The project was completed in two phases from March 2020 to August 2020 in two months. Subsequently, in line with the guidelines of the Expert Committee, the Reserve Bank of India allowed firms to restructure their loans for a maximum of two years only in response to COVID-19 pandemic-related liquidity issues.

Thus, only borrowers with less than 30 days days of delinquency as of March 1, 2020 listed as criteria would be eligible under this framework.

Ray Subrata, senior vice president, Icra Group “The guidance allows lenders to approve a resolution framework for borrowers through restructuring and performance improvement, provided the borrower meets five industry-specific criteria by March 31, 2022 year. “You can do it, ” he said.

Lenders must also comply with the gross external debt/adjusted tangible net worth criteria at the time of implementation, he added.

“Our analysis shows that about 80% of auto component companies in ICRA are rated Needs restructuring.

“However, most companies will not resort to reorganization proceedings. Many of these investment auto parts suppliers are higher up the value chain and have relatively large companies.
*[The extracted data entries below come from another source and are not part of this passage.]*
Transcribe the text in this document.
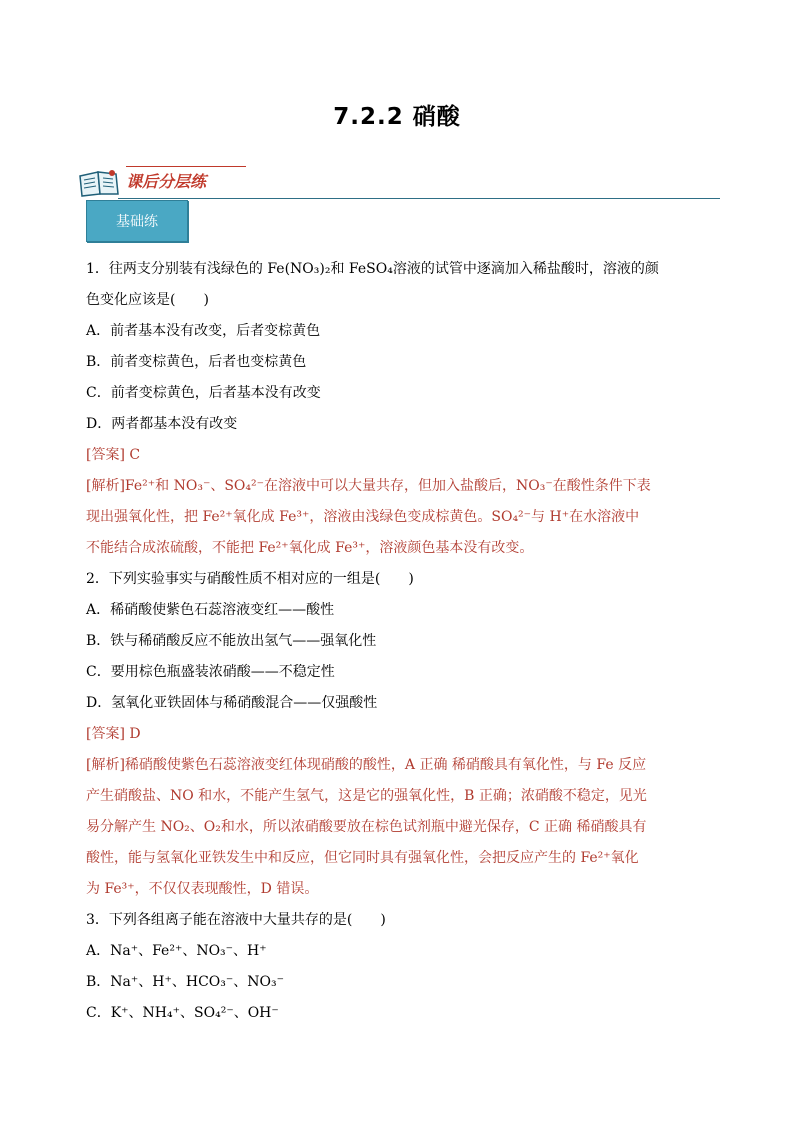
7.2.2 硝酸
课后分层练
基础练

1．往两支分别装有浅绿色的 Fe(NO₃)₂和 FeSO₄溶液的试管中逐滴加入稀盐酸时，溶液的颜

色变化应该是(　　)

A．前者基本没有改变，后者变棕黄色

B．前者变棕黄色，后者也变棕黄色

C．前者变棕黄色，后者基本没有改变

D．两者都基本没有改变

[答案] C

[解析]Fe²⁺和 NO₃⁻、SO₄²⁻在溶液中可以大量共存，但加入盐酸后，NO₃⁻在酸性条件下表

现出强氧化性，把 Fe²⁺氧化成 Fe³⁺，溶液由浅绿色变成棕黄色。SO₄²⁻与 H⁺在水溶液中

不能结合成浓硫酸，不能把 Fe²⁺氧化成 Fe³⁺，溶液颜色基本没有改变。

2．下列实验事实与硝酸性质不相对应的一组是(　　)

A．稀硝酸使紫色石蕊溶液变红——酸性

B．铁与稀硝酸反应不能放出氢气——强氧化性

C．要用棕色瓶盛装浓硝酸——不稳定性

D．氢氧化亚铁固体与稀硝酸混合——仅强酸性

[答案] D

[解析]稀硝酸使紫色石蕊溶液变红体现硝酸的酸性，A 正确 稀硝酸具有氧化性，与 Fe 反应

产生硝酸盐、NO 和水，不能产生氢气，这是它的强氧化性，B 正确；浓硝酸不稳定，见光

易分解产生 NO₂、O₂和水，所以浓硝酸要放在棕色试剂瓶中避光保存，C 正确 稀硝酸具有

酸性，能与氢氧化亚铁发生中和反应，但它同时具有强氧化性，会把反应产生的 Fe²⁺氧化

为 Fe³⁺，不仅仅表现酸性，D 错误。

3．下列各组离子能在溶液中大量共存的是(　　)

A．Na⁺、Fe²⁺、NO₃⁻、H⁺

B．Na⁺、H⁺、HCO₃⁻、NO₃⁻

C．K⁺、NH₄⁺、SO₄²⁻、OH⁻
As a result, while well-qualified, the need for restructuring is limited. “Ray said.

Ikra pointed out that production across automotive segments (except commercial vehicles) continues to grow, driven by pent-up demand. With channel enrichment and gradual liberalization of export markets, most auto component companies were close to (60%) before the outbreak. September 2020-65%)

Credit rating agencies also said. We expect 2022 2022. FY accruals will be significantly higher and the proportion of companies opting for restructuring will be relatively low and largely confined to smaller companies.

Auto component production resumed in the second phase of the embargo. Corporate capacity utilization was not at optimum levels for most of the first quarter of FY2021, the report said, adding that capacity utilization in May and June 2020 was below 30%.